HTM fails due to a trap
instruction inside a HTM block delimitted by tbegin.
and tend.
. It's possible to verify that, although si->si_addr
contains not
them same value as uc->uc_mcontext.regs->nip
, what would be the normal case,
uc->uc_link
isn't, on the other hand, NULL. Thus in fact we have a second ucontext_t
struct that is related exactly to the context where the trap
instruction inside
the HTM block, the instruction responsible for the generation of the SIGTRAP) was
executed. So indeed we have two ucontext_t in this case: (a) inside HTM, where
pc = tbegin. + 4 and (b) where a trap
instruction was executed - in this
example it's inside the HTM, just after the beq
- the HTM failure handler - but
could be anywhere else.
This test case demonstrates that given a number of nested HTM blocks, if any HTM transaction fails, then the first context (uc) will have a (nip) point to the most outer HTM failure handler. si->si_addr, nonetheless, still points fine to the primary cause of HTM failure, i.e to the trap instruction inside the most inner HTM transaction.
A very simple example showing that the checking for a signal caught in
transaction suggested in the Linux kernel documentation is just fine both on
PPC64 BE and LE. If it was not the case, the detection of a signal NOT caught
in transaction would at some point be recognized as signal caught in transaction.
As a consequence, once returning from the signal handler it would not have the
context's nip incremented to point one instruction after the trap
instruction,
looping forever, as pointed out already commented in the example [threads05.c] (threads05.c)

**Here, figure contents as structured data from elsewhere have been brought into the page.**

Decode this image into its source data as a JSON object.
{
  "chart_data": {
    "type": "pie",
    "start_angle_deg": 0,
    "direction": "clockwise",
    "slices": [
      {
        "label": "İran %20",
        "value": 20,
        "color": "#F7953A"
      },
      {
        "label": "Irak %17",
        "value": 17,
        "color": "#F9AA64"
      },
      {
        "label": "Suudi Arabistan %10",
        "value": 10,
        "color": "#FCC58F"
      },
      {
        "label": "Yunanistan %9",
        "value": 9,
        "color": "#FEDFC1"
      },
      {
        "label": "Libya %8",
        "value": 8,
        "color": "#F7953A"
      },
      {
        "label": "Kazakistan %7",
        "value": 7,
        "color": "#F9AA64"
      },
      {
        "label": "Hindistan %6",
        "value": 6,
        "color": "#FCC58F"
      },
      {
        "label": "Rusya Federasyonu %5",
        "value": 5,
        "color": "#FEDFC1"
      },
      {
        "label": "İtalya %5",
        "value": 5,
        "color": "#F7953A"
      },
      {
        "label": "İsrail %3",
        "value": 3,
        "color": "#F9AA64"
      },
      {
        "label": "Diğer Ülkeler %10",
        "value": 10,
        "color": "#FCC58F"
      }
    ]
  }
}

and [threads06.c] (threads06.c).
- Exception vs interruption (explain conceptual differences);
- HW exception/interruption vs SW exception/interruption;
- Does 'INT' on x64 is like a simple jump or it relies on a sort of table? On Linux kernel, is the ISR that takes care of inspecting a table to find which address to jump or its a burden of INT mechanism. (I'm assuming that it's just a jump and that the Linux kernel installs the ISR);
- What is the ultimate cause of a process being able to ignore SIGTRAP from
kill
but not from atrap
instruction; - Explain why a signal in HTM is quite different from a syscall in HTM;
- It is said that an TM on x64 has no time out (you can spend as much time as you want inside an atomic block). Verify that and also check if it behaves the same on Power.